Il prit le carnet de ses mains menottées et lut lentement mon interview. Ce que j'avais écrit ne lui importait guère, mais la curiosité est toujours présente – la curiosité de savoir ce qu'un journaliste a écrit sur lui-même.
J'ai une excellente mémoire, c'est pourquoi mon écriture est grande. J'ai écrit quatre pages et demie, et il les a lues une à une jusqu'à la dernière.
Je fixai son visage, et finalement, en tournant la dernière page, je remarquai que son expression avait changé.
Le changement fut très subtil ; son œil tressaillit, comme si un caillou avait heurté son sommeil paisible, créant des ondulations avant qu'il ne se reprenne rapidement.
Il referma son carnet un peu précipitamment, et les menottes cliquetèrent lorsqu'il les lui passa.
Il a jeté son carnet par la fenêtre.
« Y a-t-il un problème ? » ai-je demandé.
« Non, pas de problème », répondit-il, comme s'il s'était calmé. Mais je remarquai que sa paupière gauche tremblait involontairement.
J'ai souri ; au moins, le voyage n'avait pas été totalement inutile.
L'inspecteur Huang m'attendait dehors et m'a immédiatement demandé : « Alors, comment ça s'est passé ? On n'a pas pu voir son expression sur l'écran. »

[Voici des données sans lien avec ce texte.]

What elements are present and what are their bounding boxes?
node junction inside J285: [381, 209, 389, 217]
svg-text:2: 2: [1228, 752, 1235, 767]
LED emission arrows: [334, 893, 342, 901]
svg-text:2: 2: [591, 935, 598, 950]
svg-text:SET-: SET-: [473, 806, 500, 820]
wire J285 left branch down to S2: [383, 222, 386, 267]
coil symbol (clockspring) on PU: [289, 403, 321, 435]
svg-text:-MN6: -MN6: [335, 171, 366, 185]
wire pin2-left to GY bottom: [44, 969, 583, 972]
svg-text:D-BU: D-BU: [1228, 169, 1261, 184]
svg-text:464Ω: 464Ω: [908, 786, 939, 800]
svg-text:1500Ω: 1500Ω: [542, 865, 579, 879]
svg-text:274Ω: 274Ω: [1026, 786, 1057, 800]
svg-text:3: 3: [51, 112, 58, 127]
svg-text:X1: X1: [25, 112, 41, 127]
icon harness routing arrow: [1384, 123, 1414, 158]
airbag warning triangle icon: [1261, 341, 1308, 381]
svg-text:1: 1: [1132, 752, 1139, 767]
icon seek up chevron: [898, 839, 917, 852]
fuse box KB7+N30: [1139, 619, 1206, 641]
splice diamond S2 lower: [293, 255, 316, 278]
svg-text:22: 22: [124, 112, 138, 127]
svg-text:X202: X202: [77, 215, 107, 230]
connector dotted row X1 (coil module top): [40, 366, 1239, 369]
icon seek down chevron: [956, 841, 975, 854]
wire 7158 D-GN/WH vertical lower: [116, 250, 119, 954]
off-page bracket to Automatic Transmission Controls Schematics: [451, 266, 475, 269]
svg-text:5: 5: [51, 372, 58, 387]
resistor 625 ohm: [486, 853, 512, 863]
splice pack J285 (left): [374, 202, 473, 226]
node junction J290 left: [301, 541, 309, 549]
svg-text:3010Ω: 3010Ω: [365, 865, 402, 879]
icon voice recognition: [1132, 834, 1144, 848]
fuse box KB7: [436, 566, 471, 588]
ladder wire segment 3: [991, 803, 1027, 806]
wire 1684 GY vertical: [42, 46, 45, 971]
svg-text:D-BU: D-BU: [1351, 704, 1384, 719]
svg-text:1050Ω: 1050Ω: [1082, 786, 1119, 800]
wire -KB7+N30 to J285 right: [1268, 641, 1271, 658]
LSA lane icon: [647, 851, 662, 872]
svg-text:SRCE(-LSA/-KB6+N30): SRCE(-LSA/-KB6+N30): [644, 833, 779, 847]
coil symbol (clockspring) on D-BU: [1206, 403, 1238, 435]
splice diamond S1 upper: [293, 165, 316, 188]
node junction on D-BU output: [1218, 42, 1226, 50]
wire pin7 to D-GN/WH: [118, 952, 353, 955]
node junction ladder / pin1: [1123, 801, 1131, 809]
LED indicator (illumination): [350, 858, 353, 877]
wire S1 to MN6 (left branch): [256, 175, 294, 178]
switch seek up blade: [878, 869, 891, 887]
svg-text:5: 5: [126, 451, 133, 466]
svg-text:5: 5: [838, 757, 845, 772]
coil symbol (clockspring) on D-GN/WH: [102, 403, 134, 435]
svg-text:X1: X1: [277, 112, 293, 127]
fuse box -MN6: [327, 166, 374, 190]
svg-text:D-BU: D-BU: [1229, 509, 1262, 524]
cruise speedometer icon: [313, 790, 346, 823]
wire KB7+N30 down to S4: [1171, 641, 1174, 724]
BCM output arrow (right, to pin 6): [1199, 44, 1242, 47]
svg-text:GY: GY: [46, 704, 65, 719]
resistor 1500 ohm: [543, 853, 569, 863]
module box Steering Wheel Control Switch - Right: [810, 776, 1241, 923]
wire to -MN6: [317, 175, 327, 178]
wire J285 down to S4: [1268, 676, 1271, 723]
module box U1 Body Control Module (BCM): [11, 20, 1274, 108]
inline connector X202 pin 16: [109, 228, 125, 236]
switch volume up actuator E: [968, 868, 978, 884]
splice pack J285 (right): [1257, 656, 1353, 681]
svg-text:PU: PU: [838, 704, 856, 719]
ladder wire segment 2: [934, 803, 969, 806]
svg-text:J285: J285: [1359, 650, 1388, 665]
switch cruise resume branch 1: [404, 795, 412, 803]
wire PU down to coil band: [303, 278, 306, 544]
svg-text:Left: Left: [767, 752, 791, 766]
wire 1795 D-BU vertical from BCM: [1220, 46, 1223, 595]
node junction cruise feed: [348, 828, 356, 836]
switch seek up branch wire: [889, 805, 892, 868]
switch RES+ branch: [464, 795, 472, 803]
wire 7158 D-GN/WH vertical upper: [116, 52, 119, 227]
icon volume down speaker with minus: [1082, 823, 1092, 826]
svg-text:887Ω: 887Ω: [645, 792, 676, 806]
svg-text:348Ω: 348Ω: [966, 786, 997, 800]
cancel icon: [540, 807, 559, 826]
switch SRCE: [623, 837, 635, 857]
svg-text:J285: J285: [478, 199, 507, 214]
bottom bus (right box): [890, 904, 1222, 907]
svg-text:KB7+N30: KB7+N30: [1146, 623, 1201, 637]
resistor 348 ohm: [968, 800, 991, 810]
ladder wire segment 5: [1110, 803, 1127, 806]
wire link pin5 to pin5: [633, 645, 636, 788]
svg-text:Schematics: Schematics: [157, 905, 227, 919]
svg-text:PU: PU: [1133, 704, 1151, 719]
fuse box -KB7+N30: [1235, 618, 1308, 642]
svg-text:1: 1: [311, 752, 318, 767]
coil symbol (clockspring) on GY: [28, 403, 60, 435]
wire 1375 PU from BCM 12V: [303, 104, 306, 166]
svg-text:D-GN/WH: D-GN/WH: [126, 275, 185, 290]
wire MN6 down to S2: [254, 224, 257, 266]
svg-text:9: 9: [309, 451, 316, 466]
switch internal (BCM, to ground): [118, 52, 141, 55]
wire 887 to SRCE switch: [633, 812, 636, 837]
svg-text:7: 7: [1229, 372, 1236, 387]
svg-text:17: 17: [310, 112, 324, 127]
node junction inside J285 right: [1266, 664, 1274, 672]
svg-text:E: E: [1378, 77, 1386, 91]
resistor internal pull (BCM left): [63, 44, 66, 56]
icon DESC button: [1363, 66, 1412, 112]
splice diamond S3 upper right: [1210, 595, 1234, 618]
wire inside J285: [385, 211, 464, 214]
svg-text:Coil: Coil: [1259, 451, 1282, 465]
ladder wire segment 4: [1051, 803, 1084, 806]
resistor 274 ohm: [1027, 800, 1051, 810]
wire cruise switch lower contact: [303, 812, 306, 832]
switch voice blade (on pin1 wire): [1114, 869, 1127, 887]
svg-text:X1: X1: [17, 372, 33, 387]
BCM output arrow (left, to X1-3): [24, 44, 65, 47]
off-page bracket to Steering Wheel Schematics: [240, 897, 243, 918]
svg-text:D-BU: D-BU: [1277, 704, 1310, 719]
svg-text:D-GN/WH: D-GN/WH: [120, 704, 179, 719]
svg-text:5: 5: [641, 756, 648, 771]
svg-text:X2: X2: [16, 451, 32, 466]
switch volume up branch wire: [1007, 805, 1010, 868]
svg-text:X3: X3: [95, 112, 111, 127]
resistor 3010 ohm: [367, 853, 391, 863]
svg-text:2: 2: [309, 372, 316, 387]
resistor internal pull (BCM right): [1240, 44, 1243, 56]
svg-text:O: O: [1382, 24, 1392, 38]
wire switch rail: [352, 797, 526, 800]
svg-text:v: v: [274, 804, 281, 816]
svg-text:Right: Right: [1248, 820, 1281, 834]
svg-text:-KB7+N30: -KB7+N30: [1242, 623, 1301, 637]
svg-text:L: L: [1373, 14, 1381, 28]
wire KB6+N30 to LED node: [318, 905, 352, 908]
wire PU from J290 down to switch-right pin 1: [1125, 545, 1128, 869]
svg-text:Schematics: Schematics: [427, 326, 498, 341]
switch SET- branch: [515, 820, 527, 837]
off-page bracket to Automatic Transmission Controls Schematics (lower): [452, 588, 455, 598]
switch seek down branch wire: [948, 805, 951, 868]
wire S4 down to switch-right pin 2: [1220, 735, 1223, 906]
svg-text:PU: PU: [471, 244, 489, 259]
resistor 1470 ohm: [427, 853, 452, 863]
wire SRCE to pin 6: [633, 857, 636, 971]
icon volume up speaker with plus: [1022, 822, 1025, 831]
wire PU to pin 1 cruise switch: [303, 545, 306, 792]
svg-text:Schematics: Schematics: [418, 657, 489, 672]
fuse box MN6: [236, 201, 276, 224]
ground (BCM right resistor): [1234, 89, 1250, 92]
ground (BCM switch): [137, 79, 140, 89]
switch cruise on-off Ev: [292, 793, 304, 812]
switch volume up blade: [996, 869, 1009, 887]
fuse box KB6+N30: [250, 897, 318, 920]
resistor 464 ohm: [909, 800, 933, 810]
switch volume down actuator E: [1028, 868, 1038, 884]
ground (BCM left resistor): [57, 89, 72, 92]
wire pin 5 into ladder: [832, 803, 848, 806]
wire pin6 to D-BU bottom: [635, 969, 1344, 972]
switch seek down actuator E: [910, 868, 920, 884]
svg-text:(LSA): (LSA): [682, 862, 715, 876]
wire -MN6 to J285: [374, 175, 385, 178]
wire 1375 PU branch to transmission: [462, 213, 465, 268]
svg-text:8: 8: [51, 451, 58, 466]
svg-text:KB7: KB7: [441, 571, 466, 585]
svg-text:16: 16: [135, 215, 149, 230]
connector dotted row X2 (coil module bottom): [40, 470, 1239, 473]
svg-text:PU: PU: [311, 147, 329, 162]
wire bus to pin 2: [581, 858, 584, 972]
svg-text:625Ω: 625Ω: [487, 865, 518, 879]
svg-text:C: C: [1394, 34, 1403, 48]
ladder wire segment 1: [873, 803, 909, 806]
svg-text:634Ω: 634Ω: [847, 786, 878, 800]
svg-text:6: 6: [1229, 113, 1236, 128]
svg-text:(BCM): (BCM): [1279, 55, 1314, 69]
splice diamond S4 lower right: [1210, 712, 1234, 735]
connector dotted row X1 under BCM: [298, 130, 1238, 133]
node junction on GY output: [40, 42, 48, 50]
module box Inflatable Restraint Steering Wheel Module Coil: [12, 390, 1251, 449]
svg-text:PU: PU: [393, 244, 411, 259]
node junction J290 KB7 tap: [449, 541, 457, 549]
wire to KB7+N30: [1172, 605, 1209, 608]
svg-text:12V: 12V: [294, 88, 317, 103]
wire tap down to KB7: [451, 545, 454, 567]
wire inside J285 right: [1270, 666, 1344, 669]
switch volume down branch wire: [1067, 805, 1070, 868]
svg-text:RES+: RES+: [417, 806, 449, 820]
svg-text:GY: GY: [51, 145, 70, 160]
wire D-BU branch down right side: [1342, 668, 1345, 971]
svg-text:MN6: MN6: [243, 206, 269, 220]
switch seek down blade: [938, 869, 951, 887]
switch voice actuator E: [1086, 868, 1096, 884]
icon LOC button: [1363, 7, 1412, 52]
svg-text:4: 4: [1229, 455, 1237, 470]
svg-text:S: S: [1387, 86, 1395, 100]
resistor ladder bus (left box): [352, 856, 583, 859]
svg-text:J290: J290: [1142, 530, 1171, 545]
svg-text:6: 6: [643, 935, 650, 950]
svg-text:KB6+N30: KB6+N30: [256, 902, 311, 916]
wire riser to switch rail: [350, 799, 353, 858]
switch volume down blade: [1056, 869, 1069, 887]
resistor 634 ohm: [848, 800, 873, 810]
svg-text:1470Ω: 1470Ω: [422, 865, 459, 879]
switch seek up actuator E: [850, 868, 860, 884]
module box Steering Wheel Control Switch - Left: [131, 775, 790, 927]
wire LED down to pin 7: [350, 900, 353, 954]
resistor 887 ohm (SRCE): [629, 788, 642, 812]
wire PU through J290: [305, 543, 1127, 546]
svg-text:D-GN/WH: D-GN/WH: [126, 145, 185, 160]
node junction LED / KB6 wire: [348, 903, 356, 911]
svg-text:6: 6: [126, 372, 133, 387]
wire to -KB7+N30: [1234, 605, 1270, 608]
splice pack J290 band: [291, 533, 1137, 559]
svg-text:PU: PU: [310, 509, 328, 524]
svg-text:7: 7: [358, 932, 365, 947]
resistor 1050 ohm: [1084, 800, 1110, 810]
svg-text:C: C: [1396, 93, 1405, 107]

J'ai ouvert le carnet d'entretien, et sur la droite de cette page se trouvait une petite photo — un gros plan du visage de Xue Ying.
« Son regard était ailleurs ; il avait pourtant reconnu la personne. Il a fait comme s’il n’avait pas vu la photo, ne m’a posé aucune question et m’a immédiatement rendu le carnet d’interview. Mais je suis sûre qu’il a fixé la photo pendant au moins trois secondes. »
« Je savais que ce gamin tramait quelque chose », dit le détective avec excitation.
« Mais même en sachant qu’il y a anguille sous roche, il est difficile de dire s’il dira la vérité », ai-je dit, me rappelant le regard qu’il avait dans les yeux.
L'inspecteur Huang se caressa le menton couvert de barbe naissante et hocha la tête en disant : « Ce gamin n'est pas facile à gérer. »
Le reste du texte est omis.